I was struck by his use of that word, but now wasn’t the time to talk about a stranger on a plane. “Lethe to you,” I snapped back. “What’s eating you?”
“You are.” It turned out Shelley Magwood had called him last night.
I felt cold, wondering how much she had told him. “She shouldn’t have done that.”
“Why the hell not? She was concerned, asswipe, not that you deserve it. And wasn’t she right to be?” He tapped a screen before him, out of my sight.
A corner of my wall filled up with an image, grainy, badly lit. But you could see the castle mound, the flooded street, a figure standing there in muddy water up to his ankles. John had used his contacts to hack into the town’s security cameras. He shouted now, “You call this a responsible way to behave? For this I paid a small fortune to send you to Europe? Are you crazy?”
“If you listened to what Shelley told you,” I said stonily, “you’ll understand that this is about me and Morag.
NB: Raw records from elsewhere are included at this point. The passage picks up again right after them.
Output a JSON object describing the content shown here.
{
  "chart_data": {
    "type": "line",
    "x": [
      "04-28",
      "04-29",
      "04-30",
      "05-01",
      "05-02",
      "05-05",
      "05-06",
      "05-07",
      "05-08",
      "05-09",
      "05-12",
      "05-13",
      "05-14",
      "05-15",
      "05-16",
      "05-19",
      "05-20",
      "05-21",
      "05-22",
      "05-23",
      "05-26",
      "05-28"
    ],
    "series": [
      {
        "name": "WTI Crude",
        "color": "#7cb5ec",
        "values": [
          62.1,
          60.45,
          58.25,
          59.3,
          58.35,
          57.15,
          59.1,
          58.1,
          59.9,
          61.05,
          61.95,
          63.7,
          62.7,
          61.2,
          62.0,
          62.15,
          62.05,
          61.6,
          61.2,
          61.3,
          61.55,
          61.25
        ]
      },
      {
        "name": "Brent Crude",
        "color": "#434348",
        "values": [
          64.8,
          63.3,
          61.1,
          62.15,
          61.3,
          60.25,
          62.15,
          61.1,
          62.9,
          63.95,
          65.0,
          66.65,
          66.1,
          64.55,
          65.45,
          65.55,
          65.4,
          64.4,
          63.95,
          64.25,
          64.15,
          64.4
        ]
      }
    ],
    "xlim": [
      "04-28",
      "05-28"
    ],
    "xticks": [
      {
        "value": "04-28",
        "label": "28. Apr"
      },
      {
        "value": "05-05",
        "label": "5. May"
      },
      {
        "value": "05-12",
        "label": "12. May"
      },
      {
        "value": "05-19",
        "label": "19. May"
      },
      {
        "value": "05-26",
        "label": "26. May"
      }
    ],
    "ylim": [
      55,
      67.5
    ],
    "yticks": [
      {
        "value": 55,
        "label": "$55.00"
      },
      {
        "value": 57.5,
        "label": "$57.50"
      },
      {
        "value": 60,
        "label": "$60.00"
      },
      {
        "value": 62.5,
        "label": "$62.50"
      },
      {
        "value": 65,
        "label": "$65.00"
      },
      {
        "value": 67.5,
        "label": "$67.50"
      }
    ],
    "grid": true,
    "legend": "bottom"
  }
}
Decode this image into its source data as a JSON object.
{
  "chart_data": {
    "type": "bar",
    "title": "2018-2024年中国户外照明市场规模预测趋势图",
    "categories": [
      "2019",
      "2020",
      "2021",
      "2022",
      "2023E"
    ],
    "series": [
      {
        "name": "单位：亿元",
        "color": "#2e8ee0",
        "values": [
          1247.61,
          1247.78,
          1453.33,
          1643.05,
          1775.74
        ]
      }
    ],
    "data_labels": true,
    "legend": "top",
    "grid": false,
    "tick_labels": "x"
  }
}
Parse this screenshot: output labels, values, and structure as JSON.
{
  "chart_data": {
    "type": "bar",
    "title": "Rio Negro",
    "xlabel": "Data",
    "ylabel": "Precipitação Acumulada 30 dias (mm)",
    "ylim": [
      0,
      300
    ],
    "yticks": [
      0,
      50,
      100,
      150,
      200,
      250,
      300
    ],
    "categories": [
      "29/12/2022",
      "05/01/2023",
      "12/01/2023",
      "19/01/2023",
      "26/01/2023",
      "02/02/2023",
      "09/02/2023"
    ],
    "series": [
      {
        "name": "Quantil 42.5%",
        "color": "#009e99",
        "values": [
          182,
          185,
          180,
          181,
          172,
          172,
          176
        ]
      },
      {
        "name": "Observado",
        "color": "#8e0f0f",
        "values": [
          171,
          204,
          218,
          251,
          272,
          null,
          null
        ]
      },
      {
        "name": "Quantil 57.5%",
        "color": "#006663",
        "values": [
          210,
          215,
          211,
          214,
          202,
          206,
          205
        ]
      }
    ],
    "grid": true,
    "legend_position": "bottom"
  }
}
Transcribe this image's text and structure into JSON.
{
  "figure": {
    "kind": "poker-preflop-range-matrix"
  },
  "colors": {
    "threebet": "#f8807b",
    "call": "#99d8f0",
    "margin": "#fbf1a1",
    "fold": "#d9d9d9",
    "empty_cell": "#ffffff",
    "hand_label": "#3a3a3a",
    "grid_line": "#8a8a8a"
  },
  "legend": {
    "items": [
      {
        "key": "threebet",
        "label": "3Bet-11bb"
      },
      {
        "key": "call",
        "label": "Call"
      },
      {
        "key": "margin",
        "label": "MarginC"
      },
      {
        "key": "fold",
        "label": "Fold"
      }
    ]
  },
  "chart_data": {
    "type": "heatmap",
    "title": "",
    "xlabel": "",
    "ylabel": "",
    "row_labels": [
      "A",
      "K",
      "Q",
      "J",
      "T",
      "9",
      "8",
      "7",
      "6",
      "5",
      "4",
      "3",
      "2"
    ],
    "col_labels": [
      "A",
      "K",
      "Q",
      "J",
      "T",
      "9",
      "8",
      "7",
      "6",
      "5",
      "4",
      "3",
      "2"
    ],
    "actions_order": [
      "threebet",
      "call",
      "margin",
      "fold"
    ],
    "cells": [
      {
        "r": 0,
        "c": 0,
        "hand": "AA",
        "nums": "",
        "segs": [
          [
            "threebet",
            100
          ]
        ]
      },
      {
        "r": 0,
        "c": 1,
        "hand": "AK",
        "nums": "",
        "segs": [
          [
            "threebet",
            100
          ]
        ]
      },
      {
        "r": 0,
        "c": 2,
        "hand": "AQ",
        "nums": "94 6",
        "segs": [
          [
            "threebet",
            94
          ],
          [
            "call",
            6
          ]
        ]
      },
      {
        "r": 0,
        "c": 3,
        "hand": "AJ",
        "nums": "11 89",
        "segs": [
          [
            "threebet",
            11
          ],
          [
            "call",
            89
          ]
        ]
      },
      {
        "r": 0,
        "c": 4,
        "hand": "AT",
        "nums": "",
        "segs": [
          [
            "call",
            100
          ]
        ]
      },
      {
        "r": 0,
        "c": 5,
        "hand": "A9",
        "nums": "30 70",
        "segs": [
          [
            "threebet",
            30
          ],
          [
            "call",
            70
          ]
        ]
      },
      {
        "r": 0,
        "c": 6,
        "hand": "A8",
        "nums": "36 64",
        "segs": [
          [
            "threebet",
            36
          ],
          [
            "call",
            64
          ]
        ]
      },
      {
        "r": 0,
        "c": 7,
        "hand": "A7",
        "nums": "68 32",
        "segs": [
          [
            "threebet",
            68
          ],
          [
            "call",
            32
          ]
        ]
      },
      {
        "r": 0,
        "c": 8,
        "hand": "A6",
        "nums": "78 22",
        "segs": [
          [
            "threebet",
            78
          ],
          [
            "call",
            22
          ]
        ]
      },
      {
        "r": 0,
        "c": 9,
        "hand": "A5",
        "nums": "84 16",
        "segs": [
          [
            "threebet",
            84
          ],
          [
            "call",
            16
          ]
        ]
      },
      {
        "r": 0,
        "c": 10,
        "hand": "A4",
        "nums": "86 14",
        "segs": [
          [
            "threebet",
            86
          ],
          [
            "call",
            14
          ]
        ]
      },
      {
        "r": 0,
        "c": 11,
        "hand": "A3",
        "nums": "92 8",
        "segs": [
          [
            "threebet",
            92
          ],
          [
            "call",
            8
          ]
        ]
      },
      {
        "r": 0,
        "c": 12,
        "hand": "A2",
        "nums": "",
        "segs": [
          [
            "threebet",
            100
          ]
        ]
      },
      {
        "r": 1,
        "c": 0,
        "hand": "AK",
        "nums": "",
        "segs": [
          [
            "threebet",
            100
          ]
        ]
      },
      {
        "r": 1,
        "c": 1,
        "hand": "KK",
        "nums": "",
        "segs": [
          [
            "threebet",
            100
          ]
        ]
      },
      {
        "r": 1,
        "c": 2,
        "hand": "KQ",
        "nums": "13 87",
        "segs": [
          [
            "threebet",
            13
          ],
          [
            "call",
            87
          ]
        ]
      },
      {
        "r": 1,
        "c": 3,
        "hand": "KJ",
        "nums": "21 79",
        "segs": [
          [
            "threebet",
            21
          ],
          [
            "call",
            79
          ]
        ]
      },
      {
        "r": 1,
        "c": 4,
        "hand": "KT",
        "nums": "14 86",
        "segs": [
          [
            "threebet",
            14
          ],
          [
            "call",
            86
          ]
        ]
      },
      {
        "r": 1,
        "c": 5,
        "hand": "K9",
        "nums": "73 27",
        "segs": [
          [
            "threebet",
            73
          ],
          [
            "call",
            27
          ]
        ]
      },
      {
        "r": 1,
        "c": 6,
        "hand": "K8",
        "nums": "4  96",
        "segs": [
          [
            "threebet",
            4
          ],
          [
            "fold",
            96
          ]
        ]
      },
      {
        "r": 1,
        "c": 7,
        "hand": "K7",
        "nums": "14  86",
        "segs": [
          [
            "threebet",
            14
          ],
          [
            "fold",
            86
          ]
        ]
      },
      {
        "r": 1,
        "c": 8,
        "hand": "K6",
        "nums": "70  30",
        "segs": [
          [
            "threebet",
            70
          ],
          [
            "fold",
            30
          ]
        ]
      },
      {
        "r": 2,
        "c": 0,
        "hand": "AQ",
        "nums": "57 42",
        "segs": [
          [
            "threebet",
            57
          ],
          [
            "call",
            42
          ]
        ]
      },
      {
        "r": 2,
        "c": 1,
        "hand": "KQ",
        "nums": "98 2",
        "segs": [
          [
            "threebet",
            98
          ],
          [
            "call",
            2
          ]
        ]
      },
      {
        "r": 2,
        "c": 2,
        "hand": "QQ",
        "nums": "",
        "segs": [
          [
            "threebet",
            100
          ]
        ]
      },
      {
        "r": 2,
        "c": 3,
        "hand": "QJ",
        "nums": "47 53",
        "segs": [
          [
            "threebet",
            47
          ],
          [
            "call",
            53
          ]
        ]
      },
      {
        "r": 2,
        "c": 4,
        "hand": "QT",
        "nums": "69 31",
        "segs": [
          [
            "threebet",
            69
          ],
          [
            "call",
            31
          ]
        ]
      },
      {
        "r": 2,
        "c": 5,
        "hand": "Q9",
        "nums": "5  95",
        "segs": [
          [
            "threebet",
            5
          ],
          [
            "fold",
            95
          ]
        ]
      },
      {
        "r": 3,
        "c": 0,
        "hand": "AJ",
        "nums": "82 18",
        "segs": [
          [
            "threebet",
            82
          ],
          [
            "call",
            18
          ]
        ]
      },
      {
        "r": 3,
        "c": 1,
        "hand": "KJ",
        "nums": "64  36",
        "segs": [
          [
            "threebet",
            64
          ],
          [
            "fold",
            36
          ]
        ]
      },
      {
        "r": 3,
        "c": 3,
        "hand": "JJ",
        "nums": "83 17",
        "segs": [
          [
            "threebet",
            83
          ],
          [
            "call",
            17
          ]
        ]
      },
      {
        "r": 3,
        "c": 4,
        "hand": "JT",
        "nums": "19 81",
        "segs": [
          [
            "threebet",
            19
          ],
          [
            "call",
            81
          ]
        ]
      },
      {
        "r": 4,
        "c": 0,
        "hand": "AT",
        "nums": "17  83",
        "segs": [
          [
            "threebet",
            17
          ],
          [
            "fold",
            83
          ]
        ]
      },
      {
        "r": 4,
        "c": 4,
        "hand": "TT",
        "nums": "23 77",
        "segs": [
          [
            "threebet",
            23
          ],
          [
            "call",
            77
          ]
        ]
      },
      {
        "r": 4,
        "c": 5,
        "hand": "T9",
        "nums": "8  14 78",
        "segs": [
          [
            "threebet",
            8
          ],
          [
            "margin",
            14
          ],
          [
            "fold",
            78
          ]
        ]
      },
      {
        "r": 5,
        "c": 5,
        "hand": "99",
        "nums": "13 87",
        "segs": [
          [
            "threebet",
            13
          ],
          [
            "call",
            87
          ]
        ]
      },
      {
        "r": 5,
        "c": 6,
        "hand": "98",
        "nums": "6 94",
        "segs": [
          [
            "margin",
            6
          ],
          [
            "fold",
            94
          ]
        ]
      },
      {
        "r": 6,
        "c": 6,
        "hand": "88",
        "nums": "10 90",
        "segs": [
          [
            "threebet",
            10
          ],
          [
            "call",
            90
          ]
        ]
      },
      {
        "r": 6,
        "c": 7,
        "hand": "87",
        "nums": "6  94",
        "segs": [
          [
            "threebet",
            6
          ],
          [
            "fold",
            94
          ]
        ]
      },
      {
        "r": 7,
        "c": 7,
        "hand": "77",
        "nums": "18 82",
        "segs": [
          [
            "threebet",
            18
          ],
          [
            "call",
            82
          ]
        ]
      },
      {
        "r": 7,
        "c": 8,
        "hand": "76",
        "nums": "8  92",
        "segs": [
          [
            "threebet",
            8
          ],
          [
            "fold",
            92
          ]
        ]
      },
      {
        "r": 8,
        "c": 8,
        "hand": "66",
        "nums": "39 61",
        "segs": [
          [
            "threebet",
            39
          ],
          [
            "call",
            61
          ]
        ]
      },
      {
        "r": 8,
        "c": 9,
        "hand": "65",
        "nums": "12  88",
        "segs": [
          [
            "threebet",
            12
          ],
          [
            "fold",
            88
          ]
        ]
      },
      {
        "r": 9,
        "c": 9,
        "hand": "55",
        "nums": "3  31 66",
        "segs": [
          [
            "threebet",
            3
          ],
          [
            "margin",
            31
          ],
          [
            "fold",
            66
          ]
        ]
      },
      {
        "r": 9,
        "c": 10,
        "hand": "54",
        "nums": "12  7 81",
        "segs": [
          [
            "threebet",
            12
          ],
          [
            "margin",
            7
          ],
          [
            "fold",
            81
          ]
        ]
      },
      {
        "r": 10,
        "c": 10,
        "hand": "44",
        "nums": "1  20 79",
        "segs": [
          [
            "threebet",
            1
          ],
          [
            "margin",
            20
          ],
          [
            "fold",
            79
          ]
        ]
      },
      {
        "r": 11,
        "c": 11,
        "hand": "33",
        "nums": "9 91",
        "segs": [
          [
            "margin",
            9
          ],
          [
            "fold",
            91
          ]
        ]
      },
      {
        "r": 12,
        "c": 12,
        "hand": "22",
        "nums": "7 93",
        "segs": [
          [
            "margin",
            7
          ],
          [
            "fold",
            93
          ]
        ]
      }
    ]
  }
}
It’s got nothing to do with you. You have to let me work this out my own way, John.”
“Oh, do I?”
I studied him, growing curious. I’d rarely seen him so angry. “What’s eating you? Why are you taking this so personally?”
“I’m not.”
Despite his denial, I could see something was going on here. If I had felt lobotomized last night, today I was sharp. Was he angry I just hadn’t told him about my haunting by Morag first? Or was there something more? “You’re hiding something.
Is it to do with Morag?
Damn it, John, she was my wife. If you know something you have to tell me.”